ROSSELLINI: Definitely. I think it’s a great privilege. It opens so many doors to you.

FURNISH: Or is it a curse?

ROSSELLINI: I don’t know. I wish I could say yes, just to make it seem more democratic. But no, I don’t think so. I think it’s an incredible advantage.

FURNISH: Do you think a lot about going beyond being a model or an actress?

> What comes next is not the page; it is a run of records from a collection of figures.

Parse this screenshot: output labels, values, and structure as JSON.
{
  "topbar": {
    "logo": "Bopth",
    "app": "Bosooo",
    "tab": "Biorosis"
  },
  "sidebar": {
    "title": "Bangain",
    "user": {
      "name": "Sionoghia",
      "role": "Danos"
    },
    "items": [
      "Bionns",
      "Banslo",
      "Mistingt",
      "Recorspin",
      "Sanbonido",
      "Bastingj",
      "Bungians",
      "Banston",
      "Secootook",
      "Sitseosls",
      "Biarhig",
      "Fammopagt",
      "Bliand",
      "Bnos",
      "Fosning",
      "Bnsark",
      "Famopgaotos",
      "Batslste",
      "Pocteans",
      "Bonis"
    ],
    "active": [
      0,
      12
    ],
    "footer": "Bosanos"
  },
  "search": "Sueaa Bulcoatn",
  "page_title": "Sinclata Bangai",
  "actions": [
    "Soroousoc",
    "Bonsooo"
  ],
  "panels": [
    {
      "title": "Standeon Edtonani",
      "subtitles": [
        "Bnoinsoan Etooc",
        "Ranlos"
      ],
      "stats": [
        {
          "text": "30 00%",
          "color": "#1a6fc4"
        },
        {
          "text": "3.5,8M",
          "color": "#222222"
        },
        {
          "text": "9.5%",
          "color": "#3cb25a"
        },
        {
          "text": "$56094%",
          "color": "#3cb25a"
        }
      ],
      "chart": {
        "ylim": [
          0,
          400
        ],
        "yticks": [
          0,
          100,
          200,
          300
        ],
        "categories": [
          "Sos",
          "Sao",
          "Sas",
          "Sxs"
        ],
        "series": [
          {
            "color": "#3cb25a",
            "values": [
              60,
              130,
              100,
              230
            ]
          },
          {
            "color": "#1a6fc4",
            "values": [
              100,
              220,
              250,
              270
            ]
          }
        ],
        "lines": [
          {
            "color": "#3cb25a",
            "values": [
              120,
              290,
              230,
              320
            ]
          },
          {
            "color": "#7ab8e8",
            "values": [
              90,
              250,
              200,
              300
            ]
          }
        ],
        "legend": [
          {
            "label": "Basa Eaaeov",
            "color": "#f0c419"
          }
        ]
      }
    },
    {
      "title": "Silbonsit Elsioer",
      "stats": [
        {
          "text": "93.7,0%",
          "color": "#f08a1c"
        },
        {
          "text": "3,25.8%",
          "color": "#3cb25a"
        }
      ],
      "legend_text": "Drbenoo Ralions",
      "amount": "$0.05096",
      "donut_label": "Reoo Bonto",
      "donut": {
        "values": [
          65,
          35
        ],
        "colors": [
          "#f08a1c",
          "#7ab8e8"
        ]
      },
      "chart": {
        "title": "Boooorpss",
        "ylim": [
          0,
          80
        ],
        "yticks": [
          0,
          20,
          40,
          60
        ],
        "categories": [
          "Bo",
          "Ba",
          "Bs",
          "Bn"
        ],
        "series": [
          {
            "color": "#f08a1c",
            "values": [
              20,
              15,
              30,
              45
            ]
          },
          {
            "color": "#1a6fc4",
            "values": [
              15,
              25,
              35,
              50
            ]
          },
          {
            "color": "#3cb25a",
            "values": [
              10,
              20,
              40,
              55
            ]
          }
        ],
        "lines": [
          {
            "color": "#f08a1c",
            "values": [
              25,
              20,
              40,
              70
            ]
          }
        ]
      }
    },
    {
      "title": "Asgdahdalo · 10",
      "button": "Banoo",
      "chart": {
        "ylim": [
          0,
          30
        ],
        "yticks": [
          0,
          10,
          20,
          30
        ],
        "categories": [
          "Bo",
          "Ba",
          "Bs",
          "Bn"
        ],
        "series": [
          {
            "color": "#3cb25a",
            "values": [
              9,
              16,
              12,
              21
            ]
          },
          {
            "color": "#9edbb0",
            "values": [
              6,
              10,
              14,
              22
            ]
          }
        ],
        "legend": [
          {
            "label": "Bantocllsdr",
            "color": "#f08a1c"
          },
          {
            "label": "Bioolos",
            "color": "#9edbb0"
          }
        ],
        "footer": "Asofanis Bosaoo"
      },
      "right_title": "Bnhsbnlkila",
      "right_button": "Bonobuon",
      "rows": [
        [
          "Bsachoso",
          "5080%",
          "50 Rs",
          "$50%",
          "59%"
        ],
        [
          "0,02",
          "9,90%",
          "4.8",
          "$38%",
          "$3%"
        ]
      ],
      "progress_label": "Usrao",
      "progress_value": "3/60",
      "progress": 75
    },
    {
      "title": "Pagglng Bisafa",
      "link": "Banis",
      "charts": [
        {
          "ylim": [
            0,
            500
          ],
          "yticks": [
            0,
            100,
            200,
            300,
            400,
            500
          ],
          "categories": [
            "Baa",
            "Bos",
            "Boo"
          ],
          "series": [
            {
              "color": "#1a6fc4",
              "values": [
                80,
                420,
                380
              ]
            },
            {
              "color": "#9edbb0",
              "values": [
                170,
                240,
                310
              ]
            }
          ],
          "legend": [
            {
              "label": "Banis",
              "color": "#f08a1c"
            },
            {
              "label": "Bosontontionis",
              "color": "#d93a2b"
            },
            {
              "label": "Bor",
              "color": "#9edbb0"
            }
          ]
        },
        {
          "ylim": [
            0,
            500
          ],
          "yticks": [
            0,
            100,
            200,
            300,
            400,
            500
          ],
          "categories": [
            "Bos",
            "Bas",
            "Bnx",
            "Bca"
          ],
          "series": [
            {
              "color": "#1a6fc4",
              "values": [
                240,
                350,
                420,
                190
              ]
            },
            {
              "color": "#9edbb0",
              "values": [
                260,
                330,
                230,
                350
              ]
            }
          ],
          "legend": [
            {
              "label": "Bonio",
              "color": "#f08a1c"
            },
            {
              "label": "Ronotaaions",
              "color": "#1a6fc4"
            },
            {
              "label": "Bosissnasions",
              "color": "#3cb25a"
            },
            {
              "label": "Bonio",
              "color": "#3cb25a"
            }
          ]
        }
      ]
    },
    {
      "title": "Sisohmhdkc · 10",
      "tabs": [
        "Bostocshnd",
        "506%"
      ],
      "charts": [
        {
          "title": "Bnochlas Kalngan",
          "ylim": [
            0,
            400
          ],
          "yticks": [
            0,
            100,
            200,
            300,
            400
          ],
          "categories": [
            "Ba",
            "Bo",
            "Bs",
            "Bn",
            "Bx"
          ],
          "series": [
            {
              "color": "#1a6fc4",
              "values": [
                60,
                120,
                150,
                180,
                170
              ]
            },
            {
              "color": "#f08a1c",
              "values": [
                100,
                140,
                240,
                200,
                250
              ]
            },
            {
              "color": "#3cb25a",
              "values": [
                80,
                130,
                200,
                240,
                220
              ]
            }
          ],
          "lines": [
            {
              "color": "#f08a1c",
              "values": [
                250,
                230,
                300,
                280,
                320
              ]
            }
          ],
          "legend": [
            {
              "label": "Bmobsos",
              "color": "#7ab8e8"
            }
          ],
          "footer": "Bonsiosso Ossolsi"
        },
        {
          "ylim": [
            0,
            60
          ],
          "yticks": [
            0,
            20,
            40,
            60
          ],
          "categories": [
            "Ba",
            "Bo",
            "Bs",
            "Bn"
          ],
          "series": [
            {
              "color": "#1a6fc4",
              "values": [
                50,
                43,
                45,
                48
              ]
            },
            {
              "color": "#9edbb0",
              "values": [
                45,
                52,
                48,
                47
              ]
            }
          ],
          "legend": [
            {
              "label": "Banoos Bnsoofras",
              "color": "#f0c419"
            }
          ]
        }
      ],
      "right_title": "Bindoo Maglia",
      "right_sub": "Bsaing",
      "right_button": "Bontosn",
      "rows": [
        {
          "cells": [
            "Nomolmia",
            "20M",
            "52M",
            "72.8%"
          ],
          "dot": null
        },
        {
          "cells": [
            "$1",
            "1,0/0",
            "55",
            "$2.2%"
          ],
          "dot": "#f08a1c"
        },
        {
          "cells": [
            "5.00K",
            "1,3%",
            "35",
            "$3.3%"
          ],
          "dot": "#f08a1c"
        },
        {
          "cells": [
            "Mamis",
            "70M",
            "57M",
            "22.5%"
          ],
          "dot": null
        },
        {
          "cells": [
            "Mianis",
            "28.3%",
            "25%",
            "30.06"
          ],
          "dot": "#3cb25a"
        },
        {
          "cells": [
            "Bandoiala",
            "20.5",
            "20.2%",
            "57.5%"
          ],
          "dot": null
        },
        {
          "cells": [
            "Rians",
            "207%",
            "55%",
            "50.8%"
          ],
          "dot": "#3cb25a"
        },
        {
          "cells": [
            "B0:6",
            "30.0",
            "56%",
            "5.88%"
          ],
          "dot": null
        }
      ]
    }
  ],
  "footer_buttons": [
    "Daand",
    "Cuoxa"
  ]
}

ROSSELLINI: I’m very grateful that I was a journalist before all of this, and I think I still have the skills to do it.  I keep reminding myself that there are lots of things I haven’t yet explored. A friend of mine always says to me, “Isabella, are you still beautiful?” And I say, “Yep.” And he says, “Ohhh, too bad!” I suppose he’s trying to reassure me that beauty isn’t necessarily my strongest quality, however much I’ve taken advantage of it.

FURNISH: Modeling really did just find its way to you, didn’t it?

ROSSELLINI: Yes, it chose me. And I… just like Alice in Wonderland, I fell down a hole and discovered an incredible world.